Even if you are only conducting business in a single jurisdiction today, it can be very helpful to look at multiple compliance frameworks as a foundation for your organization’s security program. Pay special attention to the way those controls are measured and monitored. Also look at baseline requirements, and if possible, select the most stringent one, which would make your organization automatically compliant with the selected standards.
2. Understand the spirit of the requirements and security controls
Yes, reading security controls can be very tedious business. However, it is important to do so, because the goal is not simply to accomplish just what is asked, but to understand how the compliance requirements map back to actual security objectives.
Wherever possible, make sure that the controls you apply actually achieve a security benefit for your business. Using more than one framework can be helpful in understanding or deriving the security benefit of a control or a set of controls, hence recommendation #1.
3. Tailor the controls to your business needs
Security controls cannot be one size fits all. Every organization does not have the same kind of staffing or the same business objectives or the same resources, so there needs to be some level of customization of the security controls to fit your organization. No, you cannot just do whatever you want, but there is often a fair amount of latitude to how you apply a control.
Is your organization large enough that it can afford to dedicate totally different personnel to every functions? If yes, then great. If not, then having clear documentation on hand as to who handles what, and under what circumstances, will go a long way toward showing your compliance in areas that call for segregation of duties, for instance.
Likewise, the tools used to document your processes can be as simple as your organization’s existing incident management application, or as complex as a full-fledged document management application.

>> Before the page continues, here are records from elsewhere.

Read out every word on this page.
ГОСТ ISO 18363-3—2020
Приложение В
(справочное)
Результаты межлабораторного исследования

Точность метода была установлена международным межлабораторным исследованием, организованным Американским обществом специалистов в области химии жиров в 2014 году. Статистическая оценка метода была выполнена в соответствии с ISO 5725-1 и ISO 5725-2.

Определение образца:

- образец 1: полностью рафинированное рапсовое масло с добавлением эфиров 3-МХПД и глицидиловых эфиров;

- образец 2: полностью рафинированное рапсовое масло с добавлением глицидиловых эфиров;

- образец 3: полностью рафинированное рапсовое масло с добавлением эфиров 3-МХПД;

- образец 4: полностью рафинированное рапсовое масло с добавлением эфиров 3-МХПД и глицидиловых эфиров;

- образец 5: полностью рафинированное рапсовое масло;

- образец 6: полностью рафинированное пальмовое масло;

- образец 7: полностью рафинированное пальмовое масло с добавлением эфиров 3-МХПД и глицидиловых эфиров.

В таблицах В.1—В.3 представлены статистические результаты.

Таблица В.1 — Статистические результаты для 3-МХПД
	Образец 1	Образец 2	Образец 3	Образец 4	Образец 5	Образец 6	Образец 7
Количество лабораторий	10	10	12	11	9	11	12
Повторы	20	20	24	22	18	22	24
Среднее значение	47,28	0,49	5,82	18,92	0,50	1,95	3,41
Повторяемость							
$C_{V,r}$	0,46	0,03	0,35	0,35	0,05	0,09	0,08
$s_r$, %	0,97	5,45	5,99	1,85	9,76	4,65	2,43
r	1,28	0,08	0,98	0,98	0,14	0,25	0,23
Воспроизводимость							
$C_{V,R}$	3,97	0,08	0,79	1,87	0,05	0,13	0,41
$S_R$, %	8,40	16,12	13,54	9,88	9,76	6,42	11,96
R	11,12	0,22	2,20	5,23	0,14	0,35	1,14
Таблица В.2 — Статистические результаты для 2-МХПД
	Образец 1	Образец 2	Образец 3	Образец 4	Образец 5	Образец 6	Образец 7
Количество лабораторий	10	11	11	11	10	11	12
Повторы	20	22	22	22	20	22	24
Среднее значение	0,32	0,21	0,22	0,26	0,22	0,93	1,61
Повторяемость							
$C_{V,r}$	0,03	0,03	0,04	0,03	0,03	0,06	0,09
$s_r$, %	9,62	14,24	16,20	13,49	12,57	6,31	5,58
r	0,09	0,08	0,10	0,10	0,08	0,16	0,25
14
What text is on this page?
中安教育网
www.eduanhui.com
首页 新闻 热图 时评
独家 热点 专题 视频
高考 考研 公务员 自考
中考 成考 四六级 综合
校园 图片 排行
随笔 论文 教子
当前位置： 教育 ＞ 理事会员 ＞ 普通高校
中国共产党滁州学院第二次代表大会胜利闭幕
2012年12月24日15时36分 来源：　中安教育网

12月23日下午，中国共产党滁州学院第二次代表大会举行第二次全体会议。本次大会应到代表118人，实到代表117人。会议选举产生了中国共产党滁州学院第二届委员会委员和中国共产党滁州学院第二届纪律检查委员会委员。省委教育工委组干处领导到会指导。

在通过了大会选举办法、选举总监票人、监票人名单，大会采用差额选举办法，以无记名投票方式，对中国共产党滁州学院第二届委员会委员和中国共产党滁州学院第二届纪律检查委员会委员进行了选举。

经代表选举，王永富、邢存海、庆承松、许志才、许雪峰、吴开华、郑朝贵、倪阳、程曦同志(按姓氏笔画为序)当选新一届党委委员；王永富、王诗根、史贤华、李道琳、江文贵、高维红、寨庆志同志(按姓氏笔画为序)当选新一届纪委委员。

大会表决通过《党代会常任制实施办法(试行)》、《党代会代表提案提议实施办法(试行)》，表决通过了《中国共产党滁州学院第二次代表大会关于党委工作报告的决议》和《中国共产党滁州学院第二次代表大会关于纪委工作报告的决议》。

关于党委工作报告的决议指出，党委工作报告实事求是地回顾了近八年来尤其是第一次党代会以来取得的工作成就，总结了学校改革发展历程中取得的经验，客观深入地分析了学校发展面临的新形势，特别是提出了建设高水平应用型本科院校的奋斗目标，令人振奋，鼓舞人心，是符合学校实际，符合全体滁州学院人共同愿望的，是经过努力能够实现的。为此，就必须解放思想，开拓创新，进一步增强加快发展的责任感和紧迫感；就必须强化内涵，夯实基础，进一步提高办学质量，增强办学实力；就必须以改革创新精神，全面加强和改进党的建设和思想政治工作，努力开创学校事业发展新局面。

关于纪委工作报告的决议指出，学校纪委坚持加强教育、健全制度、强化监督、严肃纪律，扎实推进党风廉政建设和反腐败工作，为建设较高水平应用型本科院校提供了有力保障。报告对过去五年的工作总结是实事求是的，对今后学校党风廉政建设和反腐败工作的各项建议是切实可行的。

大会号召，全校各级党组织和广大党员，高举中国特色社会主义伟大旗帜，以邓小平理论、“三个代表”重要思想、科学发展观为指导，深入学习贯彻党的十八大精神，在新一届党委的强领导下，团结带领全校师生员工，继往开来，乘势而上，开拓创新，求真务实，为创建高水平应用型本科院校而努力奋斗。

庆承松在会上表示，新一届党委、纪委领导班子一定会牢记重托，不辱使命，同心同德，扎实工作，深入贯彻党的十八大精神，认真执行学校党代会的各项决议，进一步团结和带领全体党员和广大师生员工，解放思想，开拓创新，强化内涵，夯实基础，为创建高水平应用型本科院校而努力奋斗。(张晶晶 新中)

Another area of focus is policies and procedures. These should be basic enough that they can be easily maintained and understood, yet comprehensive enough that they actually provide a benefit to the business, and are accepted by auditors. For good compliance, each of your policies should be covered in a procedure document. It does not have to be a one-for-one document relationship, but the policies – which represent objectives – should map back to actual procedures – which represent the activities that accomplish those objectives.
4. Monitor and document your activities
Documentation is a key element of compliance. Anyone can *say* they are doing something, or that their organization holds to certain standards or beliefs or objectives. It is your documentation that proves that you are in line with what you claim.
Likewise, you can configure your security devices to do all sorts of things, but if you do not enable any monitoring, you cannot be sure that they are working as intended, or that there aren’t other/new things that are occurring in your environment which are pertinent to your overall security posture.
An organization that has modest compliance objectives, yet clearly documents their adherence to their stated standards and objectives, will be viewed more favorably by auditors than one which aspires to grand and elaborate objectives, but is not able to show (or easily show) compliance with their policies – even if those policy documents are quite comprehensive.
If it’s not documented, then it’s not really happening.
Take the time now to put some effort into aligning your compliance and security objectives. This will make your organization more flexible as it finds itself subject to new compliance requirements, and it will make it easier to adjust or enhance your activities to support these objectives. And it will aid your organization in adjusting to new threats as well.
If done well, it can be the proverbial win-win situation.